Petit Papa Noël de Forum Opéra, quand tu descendras du ciel, n’oublie pas le petit soulier de mon meilleur ami, et de mon meilleur ennemi.
Laurent Bury
A mon meilleur ami, j’offre le cadeau d’une découverte enchanteresse, avec les cantates composées par Paul Dukas pour ce Prix de Rome qu’il n’obtint jamais. Un compositeur de génie, qui a trop peu écrit pour la voix, des interprètes à la hauteur, avec Hervé Niquet à la baguette et quelques-uns de nos meilleurs chanteurs français et francophones. Preuve qu’on peut encore croire au Père Noël.
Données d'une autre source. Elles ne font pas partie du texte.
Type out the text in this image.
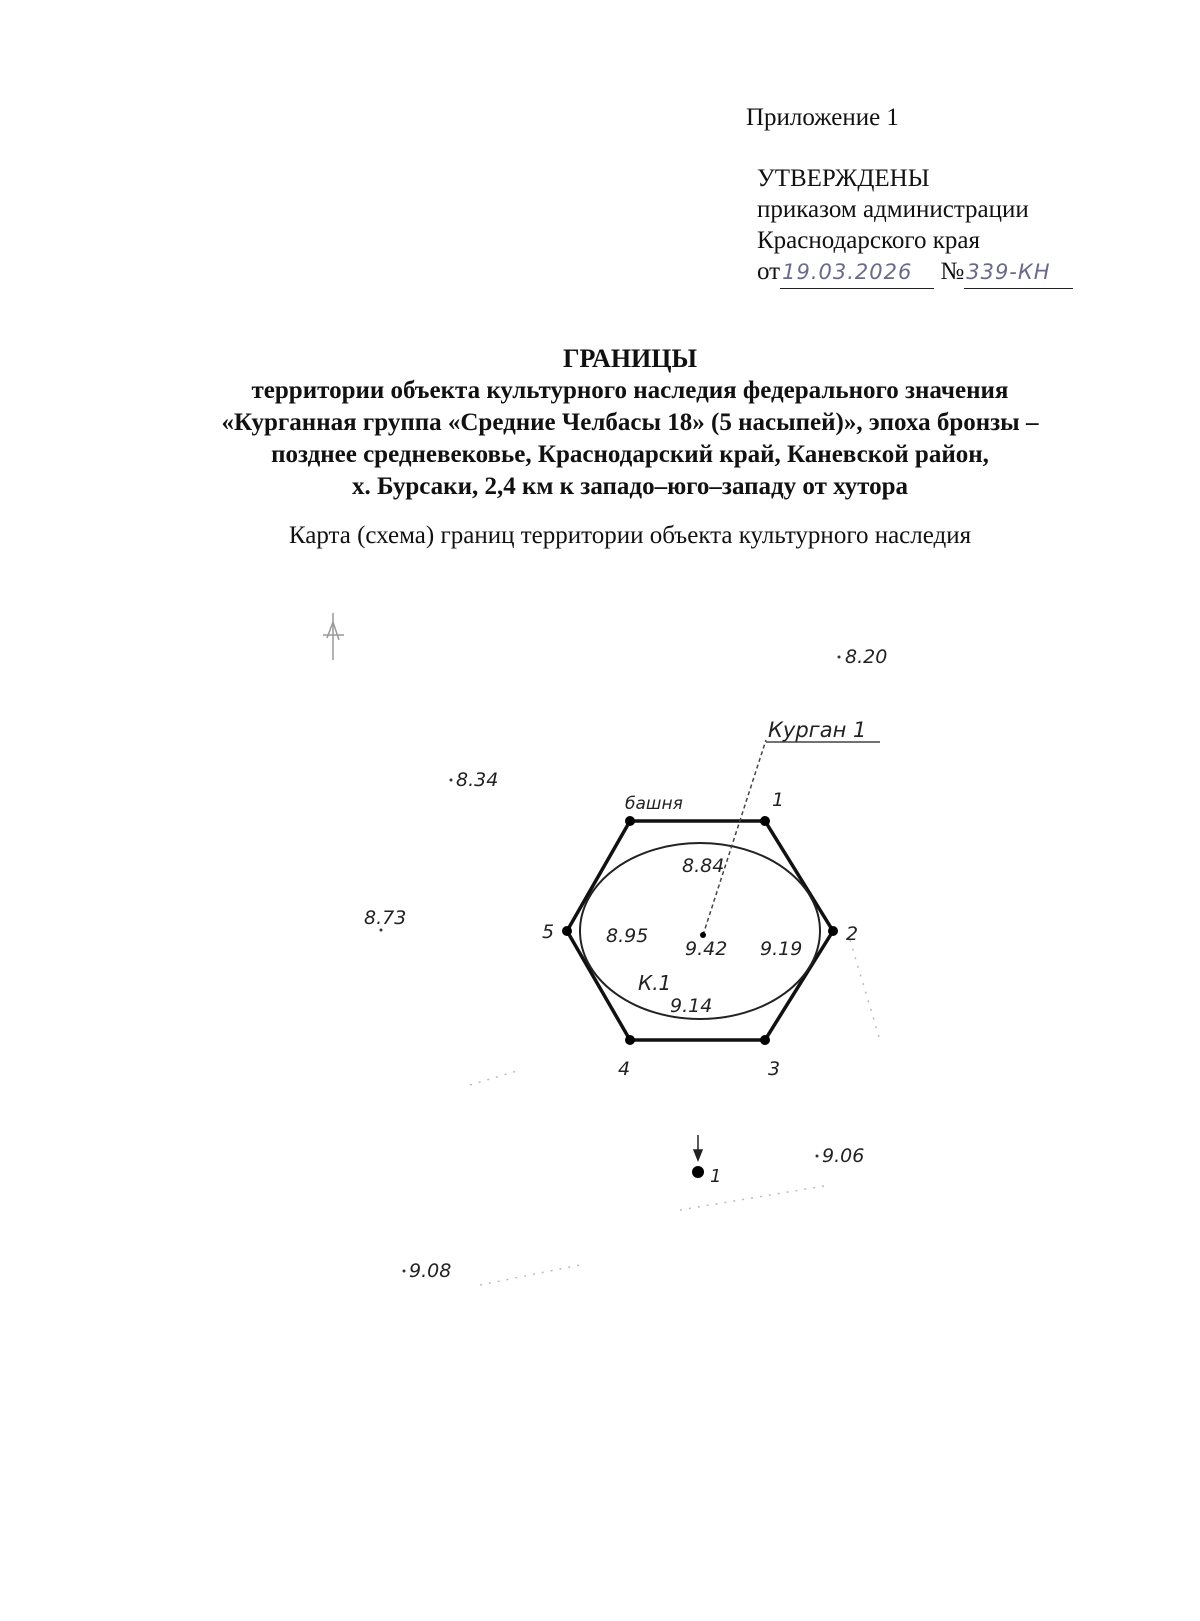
Приложение 1
УТВЕРЖДЕНЫ
приказом администрации
Краснодарского края
от19.03.2026 №339-КН
ГРАНИЦЫ
территории объекта культурного наследия федерального значения
«Курганная группа «Средние Челбасы 18» (5 насыпей)», эпоха бронзы –
позднее средневековье, Краснодарский край, Каневской район,
х. Бурсаки, 2,4 км к западо–юго–западу от хутора
Карта (схема) границ территории объекта культурного наследия
Курган 1
башня
К.1
1
2
3
4
5
1
8.20
8.34
8.73
8.84
8.95
9.42 9.19
9.14
9.06
9.08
Paul Dukas : Cantates, chœurs et musique symphonique – Brussels Philharmonic, Hervé Niquet (direction) – Palazzetto Bru Zane (plus d’informations)
A mon meilleur ennemi, impitoyable baroqueux qui ne tolère que la reconstitution à la chandelle de suif (la bougie, c’est trop moderne), j’offrirai innocemment le DVD de la magnifique production des Indes galantes, montée par Laura Scozzi à Bordeaux puis reprise à Toulouse. Ni perruques ni robes à panier ? Zut, j’étais pourtant sûr d’avoir fait le bon choix avec Rameau…
Jean-Philippe Rameau : Les Indes galantes – Les Talens lyriques, Christophe Rousset (direction) – Alpha
Brigitte Cormier
Toujours un casse-tête de choisir un cadeau lyrique pour mon meilleur ami ! Cette année, pas besoin d’aller chercher loin, je lui offrirai mon livre sur Ewa Podleś, la légendaire contralto polonaise, paru chez Symétrie. Pour se le procurer, rien de plus simple : http://symetrie.com/fr/titres/ewa-podles-contralto-assoluto
Brigitte Cormier, Ewa Podleś, contralto assoluto – Editions Symétrie
Mon meilleur ennemi est épris de perfection. Même les plus grands trouvent rarement grâce à ses yeux. Je lui ai choisi un « monument vivant » devant lequel, pour changer, il ne pourra que s’incliner.
José van Dam : Coffret autographe du 75e anniversaire – 10 CD : Opéra, Oratorio, Mélodies, Lieder – Erato, Warner classics
Tania Bracq
Je choisirai le thème léger des amours à scènes de ménage en invitant ma meilleure amie à une représentation de Kiss me Kate au théâtre du Châtelet. Cole Porter et ses clins d’oeil à la Mégère Apprivoisée nous offriront sans aucun doute une soirée revigorante.
Kiss me Kate de Cole Porter – Théâtre du Châtelet du 3 au 12 février 2016 (plus d’informations)
A mon meilleur ennemi, j’offrirai deux billets pour la soirée Guitry/Bernstein de l’Opéra de Tours, parce que passer le périphérique et sortir de sa trinité Mozart-Verdi-Wagner lui ouvrira doublement l’esprit.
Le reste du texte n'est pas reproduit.